On the Strength of a Historic 2009 Cy Young Season, Zack Greinke Has Ranked Among the Best Starters in the Majors Since 2008

  2008 2009 2010 Total Rank
WAR 4.9 9.4 5.2 19.6 4
ERA+ 126 205 100 133 11
xFIP 3.76 3.15 3.76 3.55 11

Note: Minimum of 450 innings.
Source: baseball-reference.com and fangraphs.com

It remains to be seen how well the Royals made out in the deal (respected evaluators like ESPN’s Keith Law and BP’s Kevin Goldstein disagree somewhat), nor is it certain that the Yankees could have offered a similar package without including higher end prospects like Jesus Montero. Regardless, it seems as if the Yankees made an informed decision that Greinke’s past health issues and overall performance, combined with the asking price, all conspired to make him a less than ideal alternative to the team’s failed pursuit of Lee. In other words, there likely wasn’t any panic in the Yankee offices when the Greinke deal was announced.

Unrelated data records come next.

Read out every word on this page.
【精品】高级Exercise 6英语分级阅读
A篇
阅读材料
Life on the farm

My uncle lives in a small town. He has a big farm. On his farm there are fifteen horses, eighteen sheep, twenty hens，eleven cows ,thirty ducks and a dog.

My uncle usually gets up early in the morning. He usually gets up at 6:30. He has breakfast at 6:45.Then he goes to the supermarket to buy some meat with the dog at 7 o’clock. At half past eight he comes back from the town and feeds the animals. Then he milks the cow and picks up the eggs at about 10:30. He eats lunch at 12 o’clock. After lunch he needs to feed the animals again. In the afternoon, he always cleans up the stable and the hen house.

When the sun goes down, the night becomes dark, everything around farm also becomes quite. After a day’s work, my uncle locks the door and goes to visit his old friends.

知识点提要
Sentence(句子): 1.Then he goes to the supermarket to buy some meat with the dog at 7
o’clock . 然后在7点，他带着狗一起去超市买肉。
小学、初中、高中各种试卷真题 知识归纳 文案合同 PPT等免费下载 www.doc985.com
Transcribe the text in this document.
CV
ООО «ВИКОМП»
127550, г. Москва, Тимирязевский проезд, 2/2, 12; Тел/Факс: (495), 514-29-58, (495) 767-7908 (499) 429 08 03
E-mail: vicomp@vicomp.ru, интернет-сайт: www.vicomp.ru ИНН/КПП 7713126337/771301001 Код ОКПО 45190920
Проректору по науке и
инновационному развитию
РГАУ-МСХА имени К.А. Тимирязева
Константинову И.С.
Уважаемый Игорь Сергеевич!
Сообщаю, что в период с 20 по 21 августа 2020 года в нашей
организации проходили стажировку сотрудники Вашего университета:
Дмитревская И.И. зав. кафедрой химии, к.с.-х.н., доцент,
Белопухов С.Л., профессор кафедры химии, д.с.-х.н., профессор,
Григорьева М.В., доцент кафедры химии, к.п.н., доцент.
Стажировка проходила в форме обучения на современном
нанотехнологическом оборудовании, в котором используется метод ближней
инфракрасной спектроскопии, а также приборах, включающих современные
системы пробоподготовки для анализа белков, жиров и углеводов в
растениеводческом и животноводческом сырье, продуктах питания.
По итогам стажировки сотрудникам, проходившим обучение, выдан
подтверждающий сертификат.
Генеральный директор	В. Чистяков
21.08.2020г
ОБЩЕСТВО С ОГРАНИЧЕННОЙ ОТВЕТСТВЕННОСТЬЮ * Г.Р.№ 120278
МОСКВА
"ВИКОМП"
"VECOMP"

So, if Greinke wasn’t the best fit for the Yankees, who is? Even with the return of Andy Pettitte, the Yankees will still need to fill one rotation slot. Mark Buehrle seems to be an ideal candidate, but White Sox GM Kenny Williams has stated that the veteran lefty is not on the trading block. One pitcher rumored to be available is the Rays’ Matt Garza. However, even if Tampa was willing to trade within the division, the volatile right hander’s declining peripherals suggest that he wouldn’t qualify as a frontline starter, nor be worth the expected cost. In fact, he has the hallmarks of another A.J. Burnett, and the Yankees likely have their fill of pitchers with that profile.

Considering the lack of attractive options, the Yankees may well decide to entrust the role to rookie Ivan Nova and then bide their time for a midseason acquisition. Patience has been the off season-long theme for the Yankees, and the Royal’s trade of Greinke shouldn’t trigger a change of course. It might be hard as a fan to accept, but as long as Brian Cashman practices what he preaches, the 2011 season remains in good hands, even if the Yankees seem to be lacking the necessary arms.